Local summer youth projects benefit from National Park Service increased funding

Kendra from Dollar Bay paints a window for the Carnegie Museum in Houghton. Her work is a summer youth project supported by Keweenaw National Historical Park. (Photo courtesy Keweenaw National Historical Park)

WASHINGTON -- From trail repairs to new wayside interpretive panels, road and bridge repairs and restoring the most photographed barn in America, the National Park Service announced $26 million for more than 100 initiatives that will help parks prepare for centennial visitors.

The National Park Service received a $10 million Congressional appropriation that was matched with $15.9 million from more than 90 partner organizations. The 106 projects, located at more than 100 parks in 31 states and the District of Columbia, are designed to improve visitor services, support outreach to new audiences, and leverage partnerships to reinvigorate national parks while forging connections with communities.

"As the National Park Service approaches its Centennial in 2016, the National Park Foundation and local park friends groups have pledged to raise private funds to improve the facilities, accessibility, and programs of our national parks, matching the federal appropriation and resulting in a $26 million investment in the parks," said National Park Service Director Jonathan B. Jarvis.

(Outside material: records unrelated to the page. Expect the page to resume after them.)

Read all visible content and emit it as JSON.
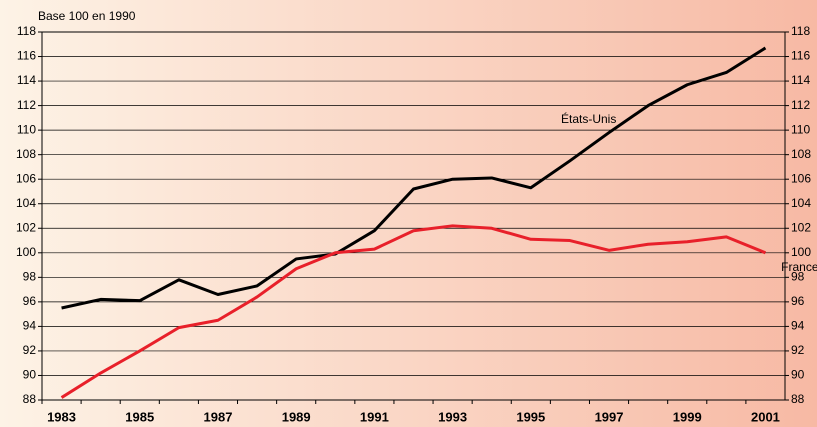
{
  "chart_data": {
    "type": "line",
    "subtitle": "Base 100 en 1990",
    "categories": [
      "1983",
      null,
      "1985",
      null,
      "1987",
      null,
      "1989",
      null,
      "1991",
      null,
      "1993",
      null,
      "1995",
      null,
      "1997",
      null,
      "1999",
      null,
      "2001"
    ],
    "series": [
      {
        "name": "États-Unis",
        "color": "#000000",
        "values": [
          95.5,
          96.2,
          96.1,
          97.8,
          96.6,
          97.3,
          99.5,
          99.9,
          101.8,
          105.2,
          106.0,
          106.1,
          105.3,
          107.5,
          109.8,
          112.0,
          113.7,
          114.7,
          116.7
        ]
      },
      {
        "name": "France",
        "color": "#e8202a",
        "values": [
          88.2,
          90.2,
          92.0,
          93.9,
          94.5,
          96.4,
          98.7,
          100.0,
          100.3,
          101.8,
          102.2,
          102.0,
          101.1,
          101.0,
          100.2,
          100.7,
          100.9,
          101.3,
          100.0
        ]
      }
    ],
    "ylim": [
      88,
      118
    ],
    "yticks": [
      88,
      90,
      92,
      94,
      96,
      98,
      100,
      102,
      104,
      106,
      108,
      110,
      112,
      114,
      116,
      118
    ],
    "grid": true
  }
}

Keweenaw National Historical Park (Keweenaw NHP), with $20,000 of federal funds and $20,000 from the Keweenaw NHP Advisory Commission, National Parks of Lake Superior Foundation, and Isle Royale and Keweenaw Parks Association, will establish a Youth Stewardship Work Crew to Assist Heritage Sites and Partners.

"We are very grateful that some of our outstanding park partners have stepped in to help make this program a reality," said Keweenaw NHP Superintendent Mike Pflaum. 

Local youth will be employed during the summer to work on a variety of projects throughout the Keweenaw Peninsula while also learning about the area’s copper mining history. For this project, the Park is also partnering with SEEDS Youth Conservation Corps, a nonprofit organization dedicated to empowering youth to create change. Everyone involved is excited about this upcoming season and the chance to work with historic properties and engage with park visitors.

"We will be able to accomplish important work for the park and partner sites and provide meaningful employment for young people in our community," stated Superintendent Pflaum.